The buildout goes on for quite a long time, but whether it's the buildout of a commodity infrastructure or whether it's something companies use to get an advantage is a different question. It's always dangerous to say: "That's it. It's over." But it's not as if there's this infinite, unknown quantity of things that businesses need to do that we haven't realized yet. A lot of the core things that businesses do have already been automated with information technologies.
A lot of new consumer technologies seem to be bubbling up that show little sign of maturing.
I think the real innovation in IT now is going to happen on the consumer side. You really do have this merging of IT and the whole entertainment and media infrastructure. When I look at the average home users of technology, their needs for innovative new software and for more processing power are greater than your average person working at a desk.
Since IT companies will be supplying consumers, directly or indirectly, will that prop up overall technology spending?
It would be dangerous for an IT company to assume the recent slowdown is purely a cyclical event. Of course, when business capital spending goes up, it's going to bring IT spending up with it. But I'm very doubtful that IT spending will grow faster than general increases in capital spending.
What should tech companies do to contend with the trends you outline?
The big challenge will be for companies that have built their businesses on proprietary technologies that they could sell at premium prices. There are a number of companies like that, whether it's EMC in storage, Cisco in networking gear, Sun in servers, or on the software side, even Microsoft with its operating system. If you're in that position, there are generic competitive products, whether it's open-source software or Dell boxes, that more and more customers are going to buy because they're cheaper.
Now, that doesn't mean I'd count out any of those companies. But it means they will have to figure out some new ways to make money. They're all trying. Microsoft is trying to extend its proprietary control over to Web services. EMC and Cisco are expanding heavily into services and trying to reduce their dependence on the basic equipment. How that's going to play out, I don't know.
Will we see a lot of disruption among companies that have been around for a couple of decades?
Yeah. When industries mature, there's a lot of consolidation at the top, and we're seeing that: HP and Compaq, Oracle trying to buy PeopleSoft. For the big companies, it becomes a scale and scope game -- getting as many customers as possible and selling them as much as you can.
How will buyers use technology differently as these trends play out?
When a resource becomes a competitive necessity but doesn't provide strategic advantage anymore, then companies have to shift their focus from the opportunities it provides to the risks it presents. How companies use technologies is going to be focused on reducing risks. That includes things like security and reliability. But it also has to do with costs. If you manage your IT poorly and wastefully, you can definitely put yourself at a cost disadvantage.

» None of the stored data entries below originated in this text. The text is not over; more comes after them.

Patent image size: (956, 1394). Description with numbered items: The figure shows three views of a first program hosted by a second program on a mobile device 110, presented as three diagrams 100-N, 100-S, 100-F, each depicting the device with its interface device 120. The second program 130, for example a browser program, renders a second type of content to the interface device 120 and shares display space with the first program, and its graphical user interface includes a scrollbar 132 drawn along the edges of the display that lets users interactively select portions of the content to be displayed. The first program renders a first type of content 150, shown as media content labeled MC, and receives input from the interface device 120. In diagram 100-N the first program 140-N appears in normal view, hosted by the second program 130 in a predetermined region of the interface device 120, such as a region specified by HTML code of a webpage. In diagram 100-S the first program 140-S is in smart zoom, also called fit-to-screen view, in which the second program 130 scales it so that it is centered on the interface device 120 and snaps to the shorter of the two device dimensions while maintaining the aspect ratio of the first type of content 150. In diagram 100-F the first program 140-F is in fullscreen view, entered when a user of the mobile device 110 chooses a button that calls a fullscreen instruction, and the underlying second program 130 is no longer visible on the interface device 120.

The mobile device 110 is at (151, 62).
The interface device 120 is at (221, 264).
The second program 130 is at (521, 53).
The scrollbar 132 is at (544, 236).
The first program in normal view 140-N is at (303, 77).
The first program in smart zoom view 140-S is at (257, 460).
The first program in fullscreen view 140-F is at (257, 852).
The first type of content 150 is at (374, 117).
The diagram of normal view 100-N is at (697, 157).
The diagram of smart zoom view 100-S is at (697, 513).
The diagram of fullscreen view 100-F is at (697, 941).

What's ahead for tech startups?
I don't think it's going to be as good as it was in the '90s. In fact, there can be new technologies that are quickly adopted throughout entire industries that improve productivity without giving any particular company an advantage. It's not inconceivable that a startup could pioneer a broadly adopted technology and grow quite handsomely. But it's going to have to prove its value to business. Startups aren't going to be funded with wishful thinking anymore. Those days are gone.